If Alcaraz wins today, he will become the second-youngest man to earn six grand slams after Björn Borg. If he were to win in straight sets, he would become the first man to win the US Open without dropping a set. That isn’t a statistic open to Jannik Sinner after he dropped a set to Denis Shapovalov in the third round and then Félix Auger-Aliassime in the semi-final.

Sinner, who has four grand slam titles, is usually so methodical and laser-focused that he ­steamrollers opponents. “AI-generated” is how fourth-round opponent Alexander Bublik described him. That was before Sinner beat him 6-1, 6-1, 6-1 in only one hour and 21 minutes.
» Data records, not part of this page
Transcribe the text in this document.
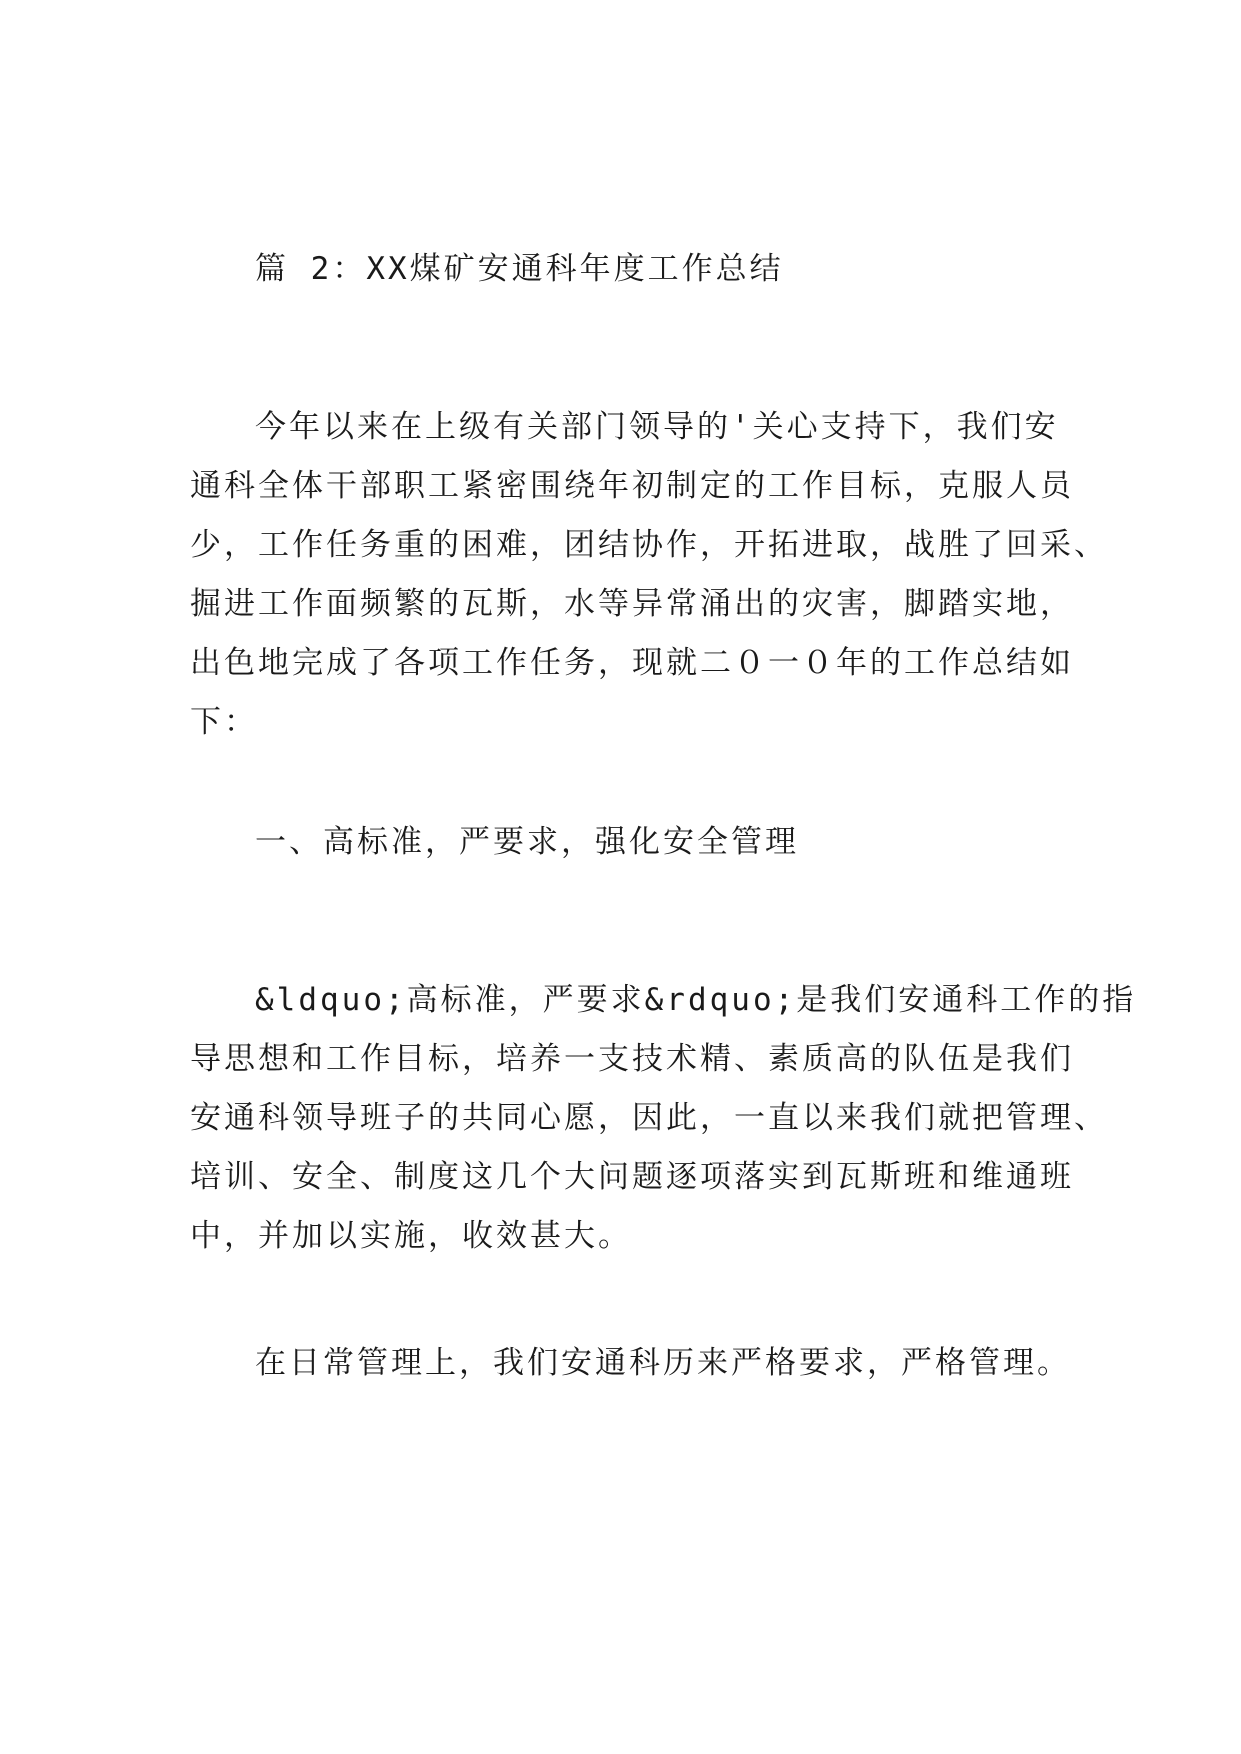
篇 2：XX煤矿安通科年度工作总结
今年以来在上级有关部门领导的'关心支持下，我们安
通科全体干部职工紧密围绕年初制定的工作目标，克服人员
少，工作任务重的困难，团结协作，开拓进取，战胜了回采、
掘进工作面频繁的瓦斯，水等异常涌出的灾害，脚踏实地，
出色地完成了各项工作任务，现就二０一０年的工作总结如
下：
一、高标准，严要求，强化安全管理
&ldquo;高标准，严要求&rdquo;是我们安通科工作的指
导思想和工作目标，培养一支技术精、素质高的队伍是我们
安通科领导班子的共同心愿，因此，一直以来我们就把管理、
培训、安全、制度这几个大问题逐项落实到瓦斯班和维通班
中，并加以实施，收效甚大。
在日常管理上，我们安通科历来严格要求，严格管理。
For Sinner, the question is: how does one man hit the ball so hard but with such precision, creating overwhelming force on a tennis ball with the delicacy of threading a needle.

Alcaraz is supposed to be the maverick. It is he who can rip a forehand winner that takes the breath away before chaotically shanking a shot off his racket frame in the same game.

It is not that either of those descriptions has been untrue across this past fortnight. Sinner still looks like the more reliable player, despite having dropped two sets. Even that is a ridiculous statement to write. They have both set the bar impossibly high with their own brilliance.

Their rivalry feels relatively fresh, but as with all dynasties, the repetition could start to grate

The freshness Sinner has as a result of being forced to take time off due to a doping ban before the French Open has been heavily emphasised. It is not like either of them have ended up playing particularly long matches. But the excitement remains because of the unpredictability. No-one who took even a cursory glance at the French Open final could call this one, because these men can do the impossible.

The fact that it is 1-1 between the two in slam finals this year makes this feel far closer to any kind of “finals” concept that the ATP could conceive. Even the way that Sinner was forced to retire in last month’s Cincinnati final against Alcaraz means that the resumption of their rivalry feels ­relatively fresh.

But the question that comes to all dynasties, and this is undoubtedly one, is: when does the repetitiveness start to grate? Even the “Big Three” of Djokovic, Roger Federer and Rafael Nadal became in some ways tiresome – and there were at least three of them, as well as Andy Murray thrown in for good measure.

Today’s final will involve some spectacular tennis. There are bragging rights on the line, beyond winning the US Open. Whoever ­triumphs will also be world number one. But if the finalists’ names can be written in at the draw, it is easy to wonder when the rivalry will move from being box office to bog standard.